Back from the US, Radiohead resumed recording sessions in September 1996 at St Catherine’s Court, a historic mansion near Bath, owned by actress Jane Seymour. The isolation from the outside world allowed the band to work at a different pace, with more flexible and spontaneous working hours. The group made much use of the different rooms and atmospheres throughout the house: the vocals on ‘Exit Music (For A Film)’ featured an echo effect achieved by recording on a stone staircase, and Let Down was recorded at 3 AM in a ballroom.
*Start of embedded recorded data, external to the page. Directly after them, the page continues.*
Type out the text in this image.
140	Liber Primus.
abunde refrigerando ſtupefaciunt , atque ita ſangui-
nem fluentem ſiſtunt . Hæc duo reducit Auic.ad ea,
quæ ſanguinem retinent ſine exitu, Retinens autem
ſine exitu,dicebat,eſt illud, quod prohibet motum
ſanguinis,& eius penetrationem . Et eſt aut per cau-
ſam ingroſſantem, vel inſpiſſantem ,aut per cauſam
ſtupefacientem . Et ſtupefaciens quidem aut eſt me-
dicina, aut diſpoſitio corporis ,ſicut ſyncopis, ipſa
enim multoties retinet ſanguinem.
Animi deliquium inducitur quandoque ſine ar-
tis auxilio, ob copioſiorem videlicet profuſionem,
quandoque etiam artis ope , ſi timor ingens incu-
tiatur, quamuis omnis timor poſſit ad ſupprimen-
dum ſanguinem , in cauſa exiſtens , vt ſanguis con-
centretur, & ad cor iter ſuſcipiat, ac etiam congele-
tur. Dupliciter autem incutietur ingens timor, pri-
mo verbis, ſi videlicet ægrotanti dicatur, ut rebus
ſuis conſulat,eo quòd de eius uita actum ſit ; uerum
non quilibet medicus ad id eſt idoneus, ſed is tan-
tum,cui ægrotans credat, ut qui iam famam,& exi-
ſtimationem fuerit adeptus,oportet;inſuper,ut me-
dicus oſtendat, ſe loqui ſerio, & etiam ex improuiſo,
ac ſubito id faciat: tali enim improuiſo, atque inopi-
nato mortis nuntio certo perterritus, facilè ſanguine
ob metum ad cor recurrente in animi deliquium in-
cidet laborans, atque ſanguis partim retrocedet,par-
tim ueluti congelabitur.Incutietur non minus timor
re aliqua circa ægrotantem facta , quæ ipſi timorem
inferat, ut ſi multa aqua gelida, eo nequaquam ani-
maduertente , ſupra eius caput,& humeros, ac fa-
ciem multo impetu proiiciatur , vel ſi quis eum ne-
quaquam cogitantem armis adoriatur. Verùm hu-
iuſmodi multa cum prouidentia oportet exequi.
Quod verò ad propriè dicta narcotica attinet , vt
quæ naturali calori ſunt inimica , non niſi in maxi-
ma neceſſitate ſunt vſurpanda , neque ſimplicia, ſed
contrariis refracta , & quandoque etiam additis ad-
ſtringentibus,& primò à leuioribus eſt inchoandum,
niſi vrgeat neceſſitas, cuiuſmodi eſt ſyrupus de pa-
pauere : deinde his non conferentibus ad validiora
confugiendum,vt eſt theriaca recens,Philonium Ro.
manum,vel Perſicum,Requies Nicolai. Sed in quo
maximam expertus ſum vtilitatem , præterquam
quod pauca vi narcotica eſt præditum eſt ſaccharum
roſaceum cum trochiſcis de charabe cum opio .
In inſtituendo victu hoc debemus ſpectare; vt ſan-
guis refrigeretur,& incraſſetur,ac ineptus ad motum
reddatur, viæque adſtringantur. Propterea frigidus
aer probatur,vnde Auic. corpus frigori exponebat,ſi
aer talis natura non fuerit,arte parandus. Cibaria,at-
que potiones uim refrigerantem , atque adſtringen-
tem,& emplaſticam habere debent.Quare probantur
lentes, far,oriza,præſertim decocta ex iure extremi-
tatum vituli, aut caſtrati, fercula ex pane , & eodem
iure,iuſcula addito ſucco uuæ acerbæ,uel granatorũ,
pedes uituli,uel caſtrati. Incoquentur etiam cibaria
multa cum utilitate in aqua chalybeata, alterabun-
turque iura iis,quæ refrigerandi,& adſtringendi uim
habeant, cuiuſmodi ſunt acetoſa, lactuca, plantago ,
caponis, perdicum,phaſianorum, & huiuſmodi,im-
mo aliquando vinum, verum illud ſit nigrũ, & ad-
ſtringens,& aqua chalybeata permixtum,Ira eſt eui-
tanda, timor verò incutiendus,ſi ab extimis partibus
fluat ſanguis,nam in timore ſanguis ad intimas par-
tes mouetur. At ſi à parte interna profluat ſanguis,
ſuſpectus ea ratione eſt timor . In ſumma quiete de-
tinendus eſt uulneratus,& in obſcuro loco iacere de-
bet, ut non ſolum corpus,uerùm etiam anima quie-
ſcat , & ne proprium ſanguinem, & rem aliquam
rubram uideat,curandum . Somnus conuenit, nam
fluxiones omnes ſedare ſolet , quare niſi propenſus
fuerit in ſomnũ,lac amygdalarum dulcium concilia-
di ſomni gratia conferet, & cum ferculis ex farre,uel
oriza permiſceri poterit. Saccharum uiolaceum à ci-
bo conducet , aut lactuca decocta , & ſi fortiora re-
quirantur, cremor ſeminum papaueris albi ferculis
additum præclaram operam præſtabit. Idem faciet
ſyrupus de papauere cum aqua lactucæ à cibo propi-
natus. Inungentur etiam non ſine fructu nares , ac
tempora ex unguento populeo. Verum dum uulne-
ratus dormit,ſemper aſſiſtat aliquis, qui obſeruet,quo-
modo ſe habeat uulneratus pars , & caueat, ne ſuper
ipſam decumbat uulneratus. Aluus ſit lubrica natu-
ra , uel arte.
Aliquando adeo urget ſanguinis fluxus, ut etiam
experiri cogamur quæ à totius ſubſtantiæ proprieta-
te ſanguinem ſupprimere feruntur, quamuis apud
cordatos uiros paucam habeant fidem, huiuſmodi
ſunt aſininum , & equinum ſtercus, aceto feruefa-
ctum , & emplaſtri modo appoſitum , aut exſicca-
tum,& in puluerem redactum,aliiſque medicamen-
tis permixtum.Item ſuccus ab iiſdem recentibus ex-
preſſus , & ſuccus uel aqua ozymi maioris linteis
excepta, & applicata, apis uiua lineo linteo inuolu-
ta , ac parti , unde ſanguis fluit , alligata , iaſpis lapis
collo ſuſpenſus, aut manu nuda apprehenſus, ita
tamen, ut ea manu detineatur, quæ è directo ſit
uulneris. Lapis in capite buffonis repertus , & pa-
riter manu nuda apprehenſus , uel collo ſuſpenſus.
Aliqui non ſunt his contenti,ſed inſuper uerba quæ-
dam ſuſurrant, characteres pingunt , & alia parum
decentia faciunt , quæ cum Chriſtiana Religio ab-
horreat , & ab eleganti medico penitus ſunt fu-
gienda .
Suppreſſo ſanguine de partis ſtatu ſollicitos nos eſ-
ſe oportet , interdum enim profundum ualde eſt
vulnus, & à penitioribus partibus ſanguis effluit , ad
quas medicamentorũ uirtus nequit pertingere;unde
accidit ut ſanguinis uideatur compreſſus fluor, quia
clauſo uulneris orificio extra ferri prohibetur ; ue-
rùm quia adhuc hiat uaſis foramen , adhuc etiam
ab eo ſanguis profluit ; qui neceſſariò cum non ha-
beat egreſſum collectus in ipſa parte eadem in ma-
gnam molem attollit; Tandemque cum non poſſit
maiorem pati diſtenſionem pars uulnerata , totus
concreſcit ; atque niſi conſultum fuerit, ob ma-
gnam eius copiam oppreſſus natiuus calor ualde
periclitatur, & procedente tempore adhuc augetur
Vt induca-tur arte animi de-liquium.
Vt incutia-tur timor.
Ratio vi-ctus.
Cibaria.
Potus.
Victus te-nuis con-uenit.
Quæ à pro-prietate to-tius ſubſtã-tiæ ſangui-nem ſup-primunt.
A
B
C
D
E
By Christmas 1996, Radiohead had 14 songs from the sessions, and took a break for the festive period, going back to work in January 1997 to add string parts at Abbey Road Studios in London. During the making of OK Computer, the band expanded their instrumentation to include electric piano, Mellotron, cello and other strings, glockenspiel and electronic effects. According to Yorke, the band strived to achieve an ‘atmosphere that’s perhaps a bit shocking when you first hear it, but only as shocking as the atmosphere on The Beach Boys’ Pet Sounds.

OK Computer was the original title for the song Palo Alto, which had been considered for inclusion on the album, and, although the song was abandoned, its first title stuck with the band. According to Jonny Greenwood, ‘It started attaching itself and creating all these weird resonances with what we were trying to do.’
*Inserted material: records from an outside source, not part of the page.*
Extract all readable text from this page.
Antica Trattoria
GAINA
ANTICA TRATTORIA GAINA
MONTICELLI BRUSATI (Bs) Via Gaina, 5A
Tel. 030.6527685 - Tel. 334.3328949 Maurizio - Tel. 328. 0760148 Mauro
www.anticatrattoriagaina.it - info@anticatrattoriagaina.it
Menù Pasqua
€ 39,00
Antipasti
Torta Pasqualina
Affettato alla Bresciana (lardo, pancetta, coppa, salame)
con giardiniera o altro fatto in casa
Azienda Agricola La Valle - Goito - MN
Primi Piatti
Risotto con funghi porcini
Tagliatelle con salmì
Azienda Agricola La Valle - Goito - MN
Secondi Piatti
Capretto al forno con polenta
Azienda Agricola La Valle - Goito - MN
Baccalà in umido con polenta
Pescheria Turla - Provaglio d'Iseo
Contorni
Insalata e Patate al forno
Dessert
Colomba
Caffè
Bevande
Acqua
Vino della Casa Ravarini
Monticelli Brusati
For OK Computer, Radiohead stripped away many of the obvious elements of guitar rock, creating music that is subtle and textured, yet still has the feeling of rock & roll. Thom Yorke’s voice effortlessly shifts from a sweet falsetto to vicious snarls, while many of his vocals were first takes; he felt that if he made other attempts he would ‘start to think about it and it would sound really lame.’

When the band delivered the album, the band’s American label Capitol saw ‘more or less, commercial suicide’. They were reportedly disappointed with the lack of potential marketable singles, especially the absence of anything resembling their initial hit, Creep. In an attempt to secure radio play and reviews, Capitol Records sent 1,000 cassette players to prominent members of the US music industry, each with a copy of the album permanently glued inside. It worked: the album saw the band breaking the US, resulting in a healthy number 21 chart position.
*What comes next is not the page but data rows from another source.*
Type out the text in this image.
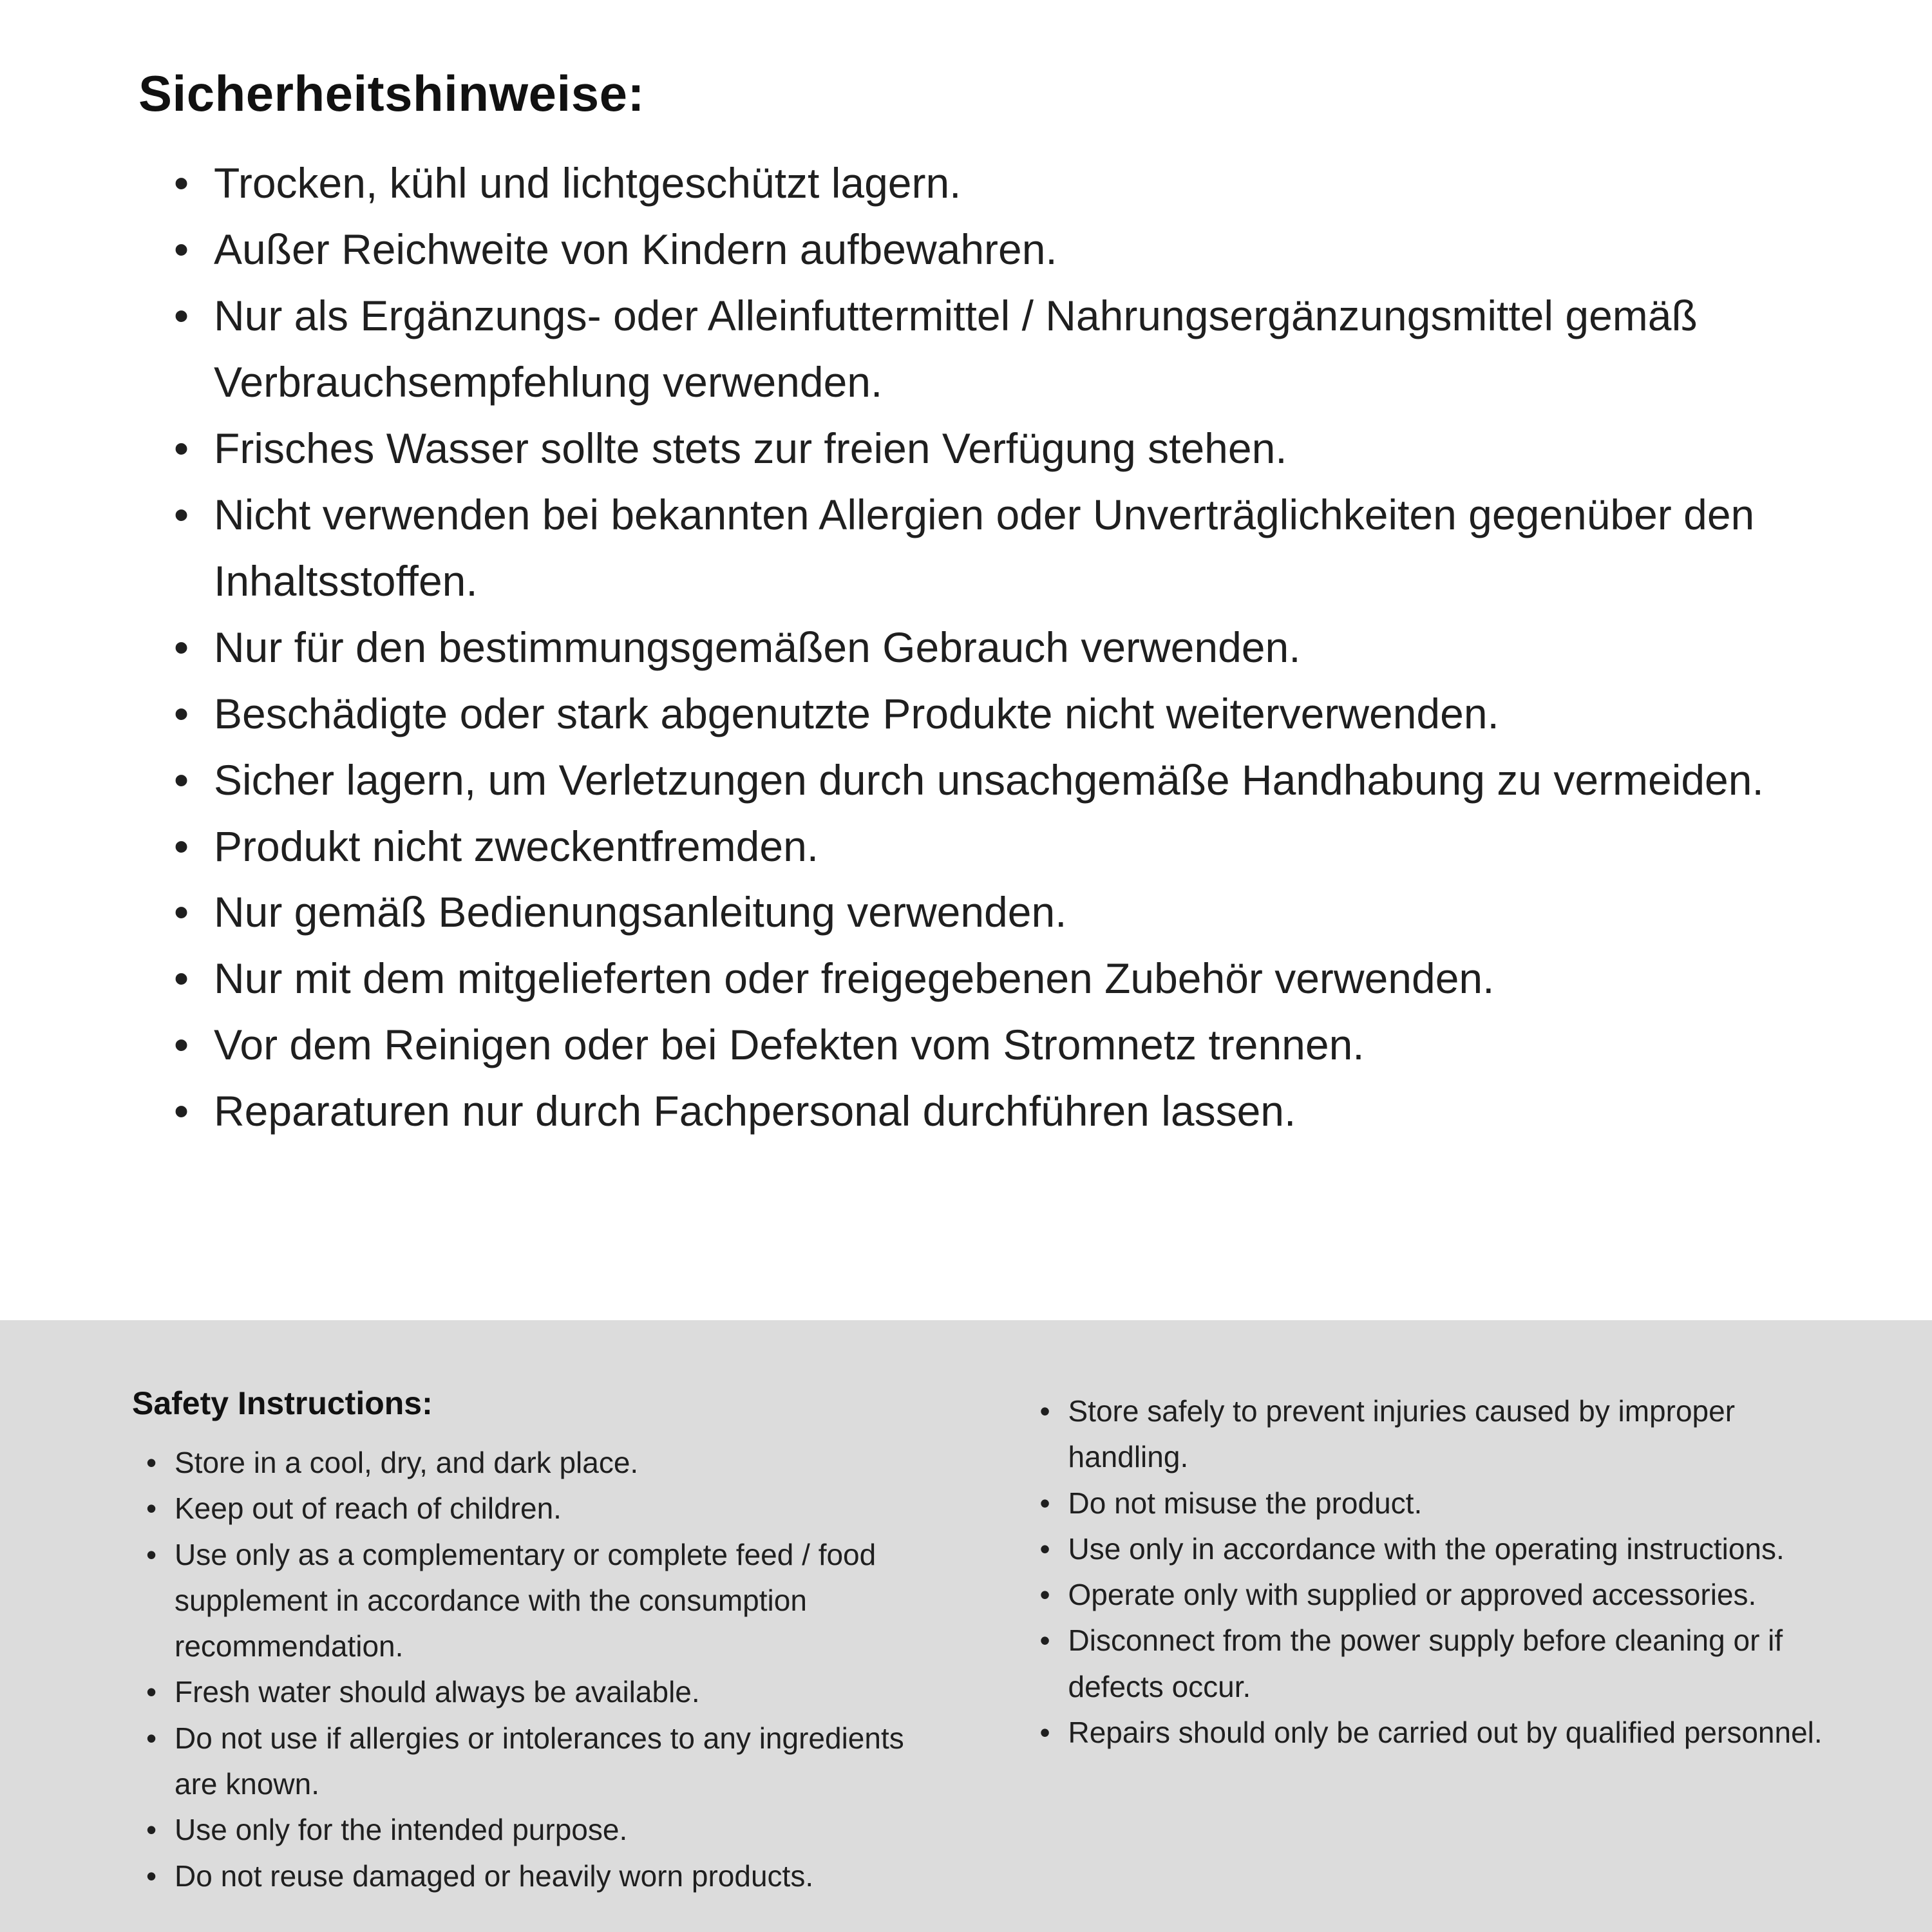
Sicherheitshinweise:
• Trocken, kühl und lichtgeschützt lagern.
• Außer Reichweite von Kindern aufbewahren.
• Nur als Ergänzungs- oder Alleinfuttermittel / Nahrungsergänzungsmittel gemäß Verbrauchsempfehlung verwenden.
• Frisches Wasser sollte stets zur freien Verfügung stehen.
• Nicht verwenden bei bekannten Allergien oder Unverträglichkeiten gegenüber den Inhaltsstoffen.
• Nur für den bestimmungsgemäßen Gebrauch verwenden.
• Beschädigte oder stark abgenutzte Produkte nicht weiterverwenden.
• Sicher lagern, um Verletzungen durch unsachgemäße Handhabung zu vermeiden.
• Produkt nicht zweckentfremden.
• Nur gemäß Bedienungsanleitung verwenden.
• Nur mit dem mitgelieferten oder freigegebenen Zubehör verwenden.
• Vor dem Reinigen oder bei Defekten vom Stromnetz trennen.
• Reparaturen nur durch Fachpersonal durchführen lassen.
Safety Instructions:
• Store in a cool, dry, and dark place.
• Keep out of reach of children.
• Use only as a complementary or complete feed / food supplement in accordance with the consumption recommendation.
• Fresh water should always be available.
• Do not use if allergies or intolerances to any ingredients are known.
• Use only for the intended purpose.
• Do not reuse damaged or heavily worn products.
• Store safely to prevent injuries caused by improper handling.
• Do not misuse the product.
• Use only in accordance with the operating instructions.
• Operate only with supplied or approved accessories.
• Disconnect from the power supply before cleaning or if defects occur.
• Repairs should only be carried out by qualified personnel.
‘Paranoid Android’ was chosen as the first single, despite the lack of a catchy chorus. But much UK radio play helped it reach number 3 in the charts there, Radiohead’s highest single chart position to date. The album followed on 16th June in the UK, where it became the band’s first number 1 album. It stayed in the top 10 for weeks and became the country’s eighth best-selling record of the year, remaining in the album chart for 76 weeks. ‘Karma Police’ and ‘No Surprises’ were also released as singles, both reaching the UK Top 10. The US release was 01 July, and the widespread rock radio airplay for Karma Police helped to ultimately sell more than a million copies there, with a total of 4.5 million worldwide.

OK Computer is filled with moody masterpieces, from the shimmering ‘Subterranean Homesick Alien’ and the sighing ‘Karma Police’ to the gothic crawl of ‘Exit Music (For A Film)’, establishing Radiohead as one of the most inventive and rewarding guitar rock bands of the 1990s.